Scheer interviews filmmaker Alex Gibney about his new documentary Taxi to the Dark Side (see the trailer here) This is what we turn our kids into when we send them to war.

One sergeant told one of these kids “take that prisoner out of his comfort zone…” meaning beat him up. And in retrospect they’re deeply haunted by what they have seen and what they did. As one very big, burly guard said, “I wish I had done stuff according to my own morality instead of what was common.”

Scheer: But these are kids who’ve never been out of the country before? Some may have found themselves…

Gibney: A lot of them were National Guard and suddenly they’re in a foreign country, where bullets are flying and your buddies are dying. It’s natural…

Scheer: Now this taxi driver, he was totally innocent?

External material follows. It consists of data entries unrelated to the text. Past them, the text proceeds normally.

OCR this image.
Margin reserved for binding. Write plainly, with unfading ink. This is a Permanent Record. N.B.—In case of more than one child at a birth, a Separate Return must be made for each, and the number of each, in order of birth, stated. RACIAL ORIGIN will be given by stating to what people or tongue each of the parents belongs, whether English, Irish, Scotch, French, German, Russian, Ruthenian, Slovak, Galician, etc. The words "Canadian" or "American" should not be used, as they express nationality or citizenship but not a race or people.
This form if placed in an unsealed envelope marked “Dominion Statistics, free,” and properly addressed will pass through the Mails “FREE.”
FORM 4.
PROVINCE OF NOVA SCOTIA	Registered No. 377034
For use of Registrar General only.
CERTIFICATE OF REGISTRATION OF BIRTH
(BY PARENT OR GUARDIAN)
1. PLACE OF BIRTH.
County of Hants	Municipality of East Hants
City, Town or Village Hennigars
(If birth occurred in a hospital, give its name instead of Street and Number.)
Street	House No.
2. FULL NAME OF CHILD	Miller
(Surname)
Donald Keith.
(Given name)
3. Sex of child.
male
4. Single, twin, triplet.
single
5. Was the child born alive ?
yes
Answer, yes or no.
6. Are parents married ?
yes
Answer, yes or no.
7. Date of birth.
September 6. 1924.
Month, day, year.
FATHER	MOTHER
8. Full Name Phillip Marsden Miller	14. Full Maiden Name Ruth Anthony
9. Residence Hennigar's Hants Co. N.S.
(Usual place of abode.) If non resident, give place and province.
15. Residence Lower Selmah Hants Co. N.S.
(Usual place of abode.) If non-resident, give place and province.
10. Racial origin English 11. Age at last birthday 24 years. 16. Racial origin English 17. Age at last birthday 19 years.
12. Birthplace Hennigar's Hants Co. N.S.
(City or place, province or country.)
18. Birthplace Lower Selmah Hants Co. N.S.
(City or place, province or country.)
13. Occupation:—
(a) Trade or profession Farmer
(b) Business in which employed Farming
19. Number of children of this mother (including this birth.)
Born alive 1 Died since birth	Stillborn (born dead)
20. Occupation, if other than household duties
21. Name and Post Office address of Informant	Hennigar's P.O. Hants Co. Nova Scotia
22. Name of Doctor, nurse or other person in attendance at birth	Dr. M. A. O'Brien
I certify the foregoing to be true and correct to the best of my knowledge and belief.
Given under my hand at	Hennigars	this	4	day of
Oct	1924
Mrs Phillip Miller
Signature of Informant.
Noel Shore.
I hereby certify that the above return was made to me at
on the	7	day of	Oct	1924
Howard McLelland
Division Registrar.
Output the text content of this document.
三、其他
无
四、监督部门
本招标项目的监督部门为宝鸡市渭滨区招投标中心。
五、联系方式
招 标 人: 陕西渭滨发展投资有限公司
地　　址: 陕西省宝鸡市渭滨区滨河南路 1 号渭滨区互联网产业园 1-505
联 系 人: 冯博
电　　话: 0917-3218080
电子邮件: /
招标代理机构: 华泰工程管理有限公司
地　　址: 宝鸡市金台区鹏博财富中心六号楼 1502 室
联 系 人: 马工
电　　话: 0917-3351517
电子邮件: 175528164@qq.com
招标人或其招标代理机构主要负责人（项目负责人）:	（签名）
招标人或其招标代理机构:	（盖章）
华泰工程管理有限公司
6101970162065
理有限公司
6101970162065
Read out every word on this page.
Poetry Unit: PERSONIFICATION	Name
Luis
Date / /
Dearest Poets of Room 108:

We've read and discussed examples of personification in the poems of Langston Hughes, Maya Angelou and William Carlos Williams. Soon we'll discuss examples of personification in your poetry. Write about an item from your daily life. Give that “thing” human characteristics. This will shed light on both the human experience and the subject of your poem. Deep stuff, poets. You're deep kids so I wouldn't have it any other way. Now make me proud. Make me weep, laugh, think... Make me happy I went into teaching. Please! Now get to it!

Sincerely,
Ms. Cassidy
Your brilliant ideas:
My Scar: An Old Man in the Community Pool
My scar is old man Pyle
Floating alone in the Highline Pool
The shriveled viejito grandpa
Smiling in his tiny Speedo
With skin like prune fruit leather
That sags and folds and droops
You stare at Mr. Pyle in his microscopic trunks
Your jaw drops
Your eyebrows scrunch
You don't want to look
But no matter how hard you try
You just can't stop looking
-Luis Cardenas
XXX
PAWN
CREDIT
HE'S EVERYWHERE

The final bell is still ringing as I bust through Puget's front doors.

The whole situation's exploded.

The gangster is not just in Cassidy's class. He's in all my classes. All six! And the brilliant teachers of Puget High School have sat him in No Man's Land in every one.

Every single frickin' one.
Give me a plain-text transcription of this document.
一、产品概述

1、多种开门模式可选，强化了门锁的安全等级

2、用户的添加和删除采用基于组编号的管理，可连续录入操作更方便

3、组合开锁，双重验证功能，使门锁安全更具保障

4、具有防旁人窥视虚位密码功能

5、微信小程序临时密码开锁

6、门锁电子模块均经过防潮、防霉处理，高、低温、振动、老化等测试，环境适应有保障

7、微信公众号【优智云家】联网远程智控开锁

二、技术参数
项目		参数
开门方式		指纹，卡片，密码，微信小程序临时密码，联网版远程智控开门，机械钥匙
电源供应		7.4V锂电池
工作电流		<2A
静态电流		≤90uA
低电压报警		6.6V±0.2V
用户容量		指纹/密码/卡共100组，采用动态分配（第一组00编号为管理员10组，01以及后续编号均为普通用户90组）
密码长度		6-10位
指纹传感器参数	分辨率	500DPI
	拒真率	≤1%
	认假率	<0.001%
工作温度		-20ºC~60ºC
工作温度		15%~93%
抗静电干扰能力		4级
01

Gibney: That’s one of the things of this story that have always haunted me. There are two things will always haunt me. One is, this kid, he’s a 122 pound kid, he was 22 years old, I believe. He was driving home in his taxi and was picked up by Afghan militia, turned over to American forces. He was told to the Americans that he was responsible for a rocket attack. It turned out that that the people who turned him over were the ones who launched the rocket attack. The Americans didn’t know it. They tortured him so badly that, they beat him so badly, that ultimately he died of his injures after five days. On the third day though they discovered he was innocent, and for another two days they tormented him until he died. They literally kicked his legs so often that they became pulpified.

Scheer: Even though they knew he was innocent?